Barratt plays Richard Thorncroft, star of 1980s series Mindhorn, which was set and filmed in the Isle of Man. Now bald and living in a sort of garret in Walthamstow after his star has faded spectacularly – a drunken appearance on Wogan did for him – he spends his days blagging his way into auditions (there's a great cameo from Kenneth Branagh in one such scene) or hassling his agent, played by Harriet Walter. Cut to the Isle of Man, and former co-star and lover Patricia Deville (Essie Davis) is now living with boorish Mindhorn stuntman Clive Parnevik (Farnaby) and working as a reporter on Manx TV. But when a woman on the island is abducted and the apparent kidnapper says he will only deal with Mindhorn, the police have no option but to invite Thorncroft to reprise his role as the fictional cop. It all plays out pleasingly enough, thanks to the efforts of Barratt and Farnaby and the presence of the always welcome Steve Coogan. He plays Peter Eastman, the one cast member in Mindhorn who actually had a further career. Branagh's turn is fun too, as is a similar cameo from fellow thespian Simon Callow, while Russell Tovey, Andrea Riseborough, Richard McCabe and Nicholas Farrell flesh out the rest of the parts.

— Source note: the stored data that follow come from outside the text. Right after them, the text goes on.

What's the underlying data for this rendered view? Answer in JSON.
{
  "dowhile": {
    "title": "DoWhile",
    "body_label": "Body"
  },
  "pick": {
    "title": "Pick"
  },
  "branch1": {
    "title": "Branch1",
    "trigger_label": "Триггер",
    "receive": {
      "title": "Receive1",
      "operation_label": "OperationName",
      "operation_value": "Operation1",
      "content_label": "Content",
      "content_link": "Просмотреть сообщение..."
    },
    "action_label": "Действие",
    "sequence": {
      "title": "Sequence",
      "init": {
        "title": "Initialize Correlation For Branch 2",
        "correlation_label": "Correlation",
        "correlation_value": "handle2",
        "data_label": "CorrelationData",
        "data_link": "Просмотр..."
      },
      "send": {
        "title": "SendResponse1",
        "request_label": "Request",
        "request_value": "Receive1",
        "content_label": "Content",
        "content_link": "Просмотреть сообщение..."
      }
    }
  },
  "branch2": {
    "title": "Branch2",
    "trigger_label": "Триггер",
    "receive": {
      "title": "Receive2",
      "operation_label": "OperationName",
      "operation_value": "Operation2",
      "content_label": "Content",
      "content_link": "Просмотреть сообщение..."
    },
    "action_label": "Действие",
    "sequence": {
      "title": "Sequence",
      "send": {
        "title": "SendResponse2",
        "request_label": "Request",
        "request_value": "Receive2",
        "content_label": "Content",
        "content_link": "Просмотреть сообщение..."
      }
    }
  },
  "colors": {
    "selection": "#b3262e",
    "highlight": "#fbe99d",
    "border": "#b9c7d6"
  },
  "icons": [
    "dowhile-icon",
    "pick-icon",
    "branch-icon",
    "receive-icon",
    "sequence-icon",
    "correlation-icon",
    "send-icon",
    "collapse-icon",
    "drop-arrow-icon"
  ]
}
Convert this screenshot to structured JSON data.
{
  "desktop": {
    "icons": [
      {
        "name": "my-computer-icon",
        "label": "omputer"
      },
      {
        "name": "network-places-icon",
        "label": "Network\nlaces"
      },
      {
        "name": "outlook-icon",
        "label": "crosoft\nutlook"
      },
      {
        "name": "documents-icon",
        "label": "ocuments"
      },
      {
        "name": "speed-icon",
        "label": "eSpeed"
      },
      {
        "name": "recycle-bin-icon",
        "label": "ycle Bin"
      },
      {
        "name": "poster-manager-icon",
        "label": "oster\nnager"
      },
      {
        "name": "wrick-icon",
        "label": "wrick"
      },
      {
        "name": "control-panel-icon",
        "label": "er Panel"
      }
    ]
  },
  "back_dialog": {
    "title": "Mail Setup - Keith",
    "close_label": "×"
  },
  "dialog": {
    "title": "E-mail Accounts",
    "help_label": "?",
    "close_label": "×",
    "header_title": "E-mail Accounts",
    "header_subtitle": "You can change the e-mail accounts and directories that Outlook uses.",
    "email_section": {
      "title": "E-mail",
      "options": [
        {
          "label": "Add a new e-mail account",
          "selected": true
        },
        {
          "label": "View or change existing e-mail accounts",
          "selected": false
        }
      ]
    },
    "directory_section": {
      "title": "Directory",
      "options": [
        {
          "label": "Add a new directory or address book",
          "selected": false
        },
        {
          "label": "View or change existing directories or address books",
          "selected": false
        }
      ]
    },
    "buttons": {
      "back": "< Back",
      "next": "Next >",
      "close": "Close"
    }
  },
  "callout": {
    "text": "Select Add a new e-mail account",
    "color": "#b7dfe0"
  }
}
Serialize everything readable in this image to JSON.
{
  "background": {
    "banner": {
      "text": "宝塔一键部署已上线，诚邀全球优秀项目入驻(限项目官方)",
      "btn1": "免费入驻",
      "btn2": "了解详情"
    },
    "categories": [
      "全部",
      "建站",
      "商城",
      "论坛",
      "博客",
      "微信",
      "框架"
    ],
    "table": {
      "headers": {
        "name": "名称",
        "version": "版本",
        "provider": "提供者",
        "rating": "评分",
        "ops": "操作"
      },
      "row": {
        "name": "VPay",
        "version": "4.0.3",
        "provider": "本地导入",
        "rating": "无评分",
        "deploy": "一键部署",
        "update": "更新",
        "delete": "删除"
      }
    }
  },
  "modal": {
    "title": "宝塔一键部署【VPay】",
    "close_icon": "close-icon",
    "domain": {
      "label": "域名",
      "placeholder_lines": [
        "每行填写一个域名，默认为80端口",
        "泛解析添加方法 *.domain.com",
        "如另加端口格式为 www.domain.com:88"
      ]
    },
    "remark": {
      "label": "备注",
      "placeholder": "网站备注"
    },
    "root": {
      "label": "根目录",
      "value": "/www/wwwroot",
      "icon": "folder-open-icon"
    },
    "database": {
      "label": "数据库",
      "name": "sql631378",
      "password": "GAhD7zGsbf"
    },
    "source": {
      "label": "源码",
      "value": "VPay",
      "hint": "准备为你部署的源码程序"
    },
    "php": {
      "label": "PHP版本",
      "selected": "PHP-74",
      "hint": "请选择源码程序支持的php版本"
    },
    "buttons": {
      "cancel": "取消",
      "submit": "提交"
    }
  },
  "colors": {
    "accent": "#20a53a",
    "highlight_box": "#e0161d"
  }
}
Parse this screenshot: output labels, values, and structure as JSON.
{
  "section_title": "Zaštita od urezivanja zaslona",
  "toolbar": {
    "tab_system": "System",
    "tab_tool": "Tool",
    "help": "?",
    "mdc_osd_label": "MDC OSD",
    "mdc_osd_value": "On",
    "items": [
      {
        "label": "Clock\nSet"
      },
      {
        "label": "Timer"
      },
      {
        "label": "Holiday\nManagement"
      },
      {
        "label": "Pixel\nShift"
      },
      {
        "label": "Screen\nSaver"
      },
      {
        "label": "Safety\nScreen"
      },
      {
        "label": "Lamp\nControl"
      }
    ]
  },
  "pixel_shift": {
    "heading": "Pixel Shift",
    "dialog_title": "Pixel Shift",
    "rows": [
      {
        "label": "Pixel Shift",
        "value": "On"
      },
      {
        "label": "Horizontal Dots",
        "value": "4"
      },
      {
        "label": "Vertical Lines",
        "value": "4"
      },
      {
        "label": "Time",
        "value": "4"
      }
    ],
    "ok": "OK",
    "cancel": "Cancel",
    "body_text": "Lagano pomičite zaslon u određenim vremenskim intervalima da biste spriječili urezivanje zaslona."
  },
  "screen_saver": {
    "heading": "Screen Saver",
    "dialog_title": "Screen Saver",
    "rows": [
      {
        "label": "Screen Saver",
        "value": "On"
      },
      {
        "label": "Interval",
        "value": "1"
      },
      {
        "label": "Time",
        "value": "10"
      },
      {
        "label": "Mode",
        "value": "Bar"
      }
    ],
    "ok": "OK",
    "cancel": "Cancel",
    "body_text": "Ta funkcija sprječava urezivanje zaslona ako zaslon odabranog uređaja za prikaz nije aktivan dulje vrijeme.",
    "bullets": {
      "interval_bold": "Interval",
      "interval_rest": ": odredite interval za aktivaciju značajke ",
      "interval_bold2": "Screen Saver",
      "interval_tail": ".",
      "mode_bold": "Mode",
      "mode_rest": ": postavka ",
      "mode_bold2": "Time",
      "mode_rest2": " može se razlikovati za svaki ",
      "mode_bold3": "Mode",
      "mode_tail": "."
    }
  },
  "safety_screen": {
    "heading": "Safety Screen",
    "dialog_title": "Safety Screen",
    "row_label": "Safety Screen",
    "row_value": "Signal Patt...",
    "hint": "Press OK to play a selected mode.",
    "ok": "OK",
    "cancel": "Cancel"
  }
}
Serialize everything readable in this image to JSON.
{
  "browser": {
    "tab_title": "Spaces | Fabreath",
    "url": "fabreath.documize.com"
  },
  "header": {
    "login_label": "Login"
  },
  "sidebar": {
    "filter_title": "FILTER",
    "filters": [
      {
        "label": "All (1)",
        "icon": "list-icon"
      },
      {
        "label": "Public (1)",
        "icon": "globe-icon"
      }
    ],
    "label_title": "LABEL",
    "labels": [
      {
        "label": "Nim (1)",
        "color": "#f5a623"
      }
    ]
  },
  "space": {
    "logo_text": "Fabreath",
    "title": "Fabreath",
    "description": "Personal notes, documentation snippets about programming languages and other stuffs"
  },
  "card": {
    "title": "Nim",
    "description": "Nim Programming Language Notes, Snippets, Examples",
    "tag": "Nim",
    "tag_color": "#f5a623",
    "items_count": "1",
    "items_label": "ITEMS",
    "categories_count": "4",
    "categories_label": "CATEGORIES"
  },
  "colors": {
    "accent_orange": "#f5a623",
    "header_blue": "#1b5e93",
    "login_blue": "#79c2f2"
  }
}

Top Of The Lake: The Collection (15)

2entertain, £26

LIKE Sally Wainwright's BAFTA-winning Happy Valley – now pretty much confirmed for a third series – Jane Campion's two editions of Top Of The Lake so far have been notable for their eerie sense of place (New Zealand's South Island in season one, Sydney's red light district in season two) and for a cast of strong female characters led by Elisabeth Moss's hard-drinking detective Robin Griffin. Unlike Happy Valley, Top Of The Lake delights in oddity, dislocation, gratuitously baroque image-making and plot lines which have deadly serious subjects at their core – child abuse, migration, sex trafficking, gender politics – but all bound up in a narrative which stretches credulity at points.

Series two recently finished its terrestrial transmission on BBC and at the time of writing was available on the BBC iPlayer. But if you want to gorge on both series the old-fashioned way then here's the double box set featuring star turns (and possible career bests) from Peter Mullen and Holly Hunter in series one, and a grey-haired and cantankerous Nicole Kidman in season two, all held together by the mesmerising Elisabeth Moss. Game Of Thrones fans will also enjoy seeing Gwendoline Christie (better known as Brienne of Tarth) swapping her XXL armour for the uniform of a Sydney police officer, and her super-serious demeanour for something a lot less uptight.